When we’re working with elephants, we can never let down our guard. I have been with populations that were utterly relaxed around humans; they just looked at us as being another kind of primate. Once, in the Okavango Delta in Botswana, on foot, I was part of a three-man camera team when we were surrounded by a herd of elephants.

That felt pretty scary — we were miles from our camp and could do nothing but crouch low beside a termite mound and keep murmuring, making small movements to show the animals that we were still alive. These were elephants very much in their natural state; they had never been hunted, and they were simply curious. In turn, three mothers brought their babies to show us to them. It appeared to be for their education — as if the mums were saying: ‘Come here, kids, and look at this!’

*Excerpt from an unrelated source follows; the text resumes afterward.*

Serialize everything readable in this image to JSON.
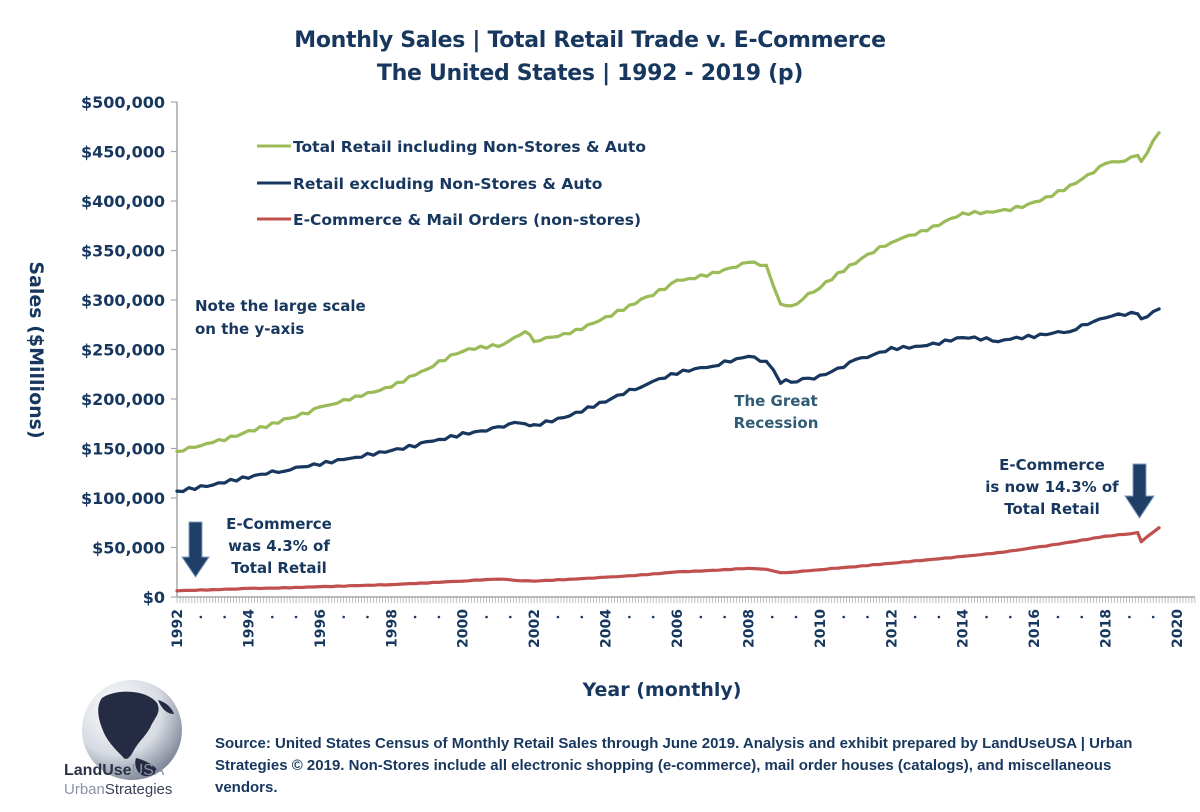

The babies approached us to within about five or six metres, wiggling their trunks and looking in all directions, and then they would suddenly lock on to us. We could hear these rumblings between mother and calf, as if they were discussing us. This happened three times within about ten minutes, before the matriarch led the herd away. That really was a magical experience.

When we’re on foot, especially in the forests of western Africa, we often have to use their trails. The only pathways are those made by elephants, so there is always a chance of an encounter. If one is coming head on, our only option is to get off the path: we have to rely on our guides because they know much more about the habits of those particular elephants than we do. And they will probably hear them coming a lot sooner.

You might imagine you could see an elephant coming a mile off, but it’s amazing how easy it is for an elephant to disappear. Give them a few small bushes and they can vanish completely. They are incredibly stealthy for their size.

Sadly, the impact of poaching is changing their behaviour. Some populations are becoming more aggressive because of it. Though I can’t prove it, I would readily accept that the elephant who wanted to shake our cameraman out of a tree was an animal who might have been hunted. All the others in the herd seemed relaxed, but this one was grumpy.

Why was that? Who can say how an individual elephant will respond to the loss of a close family member to poachers? All this feels particularly poignant as we examine in the next and last episode of Africa the future of the continent’s wildlife, and ask what the next few years hold for elephants.

Apart from the poaching crisis, elephants are coming into increasing conflict with farmers and expanding human populations. The incident in Borneo highlights that it’s not just an African problem.  One thing is certain: there will be many more dead elephants to mourn in the coming months.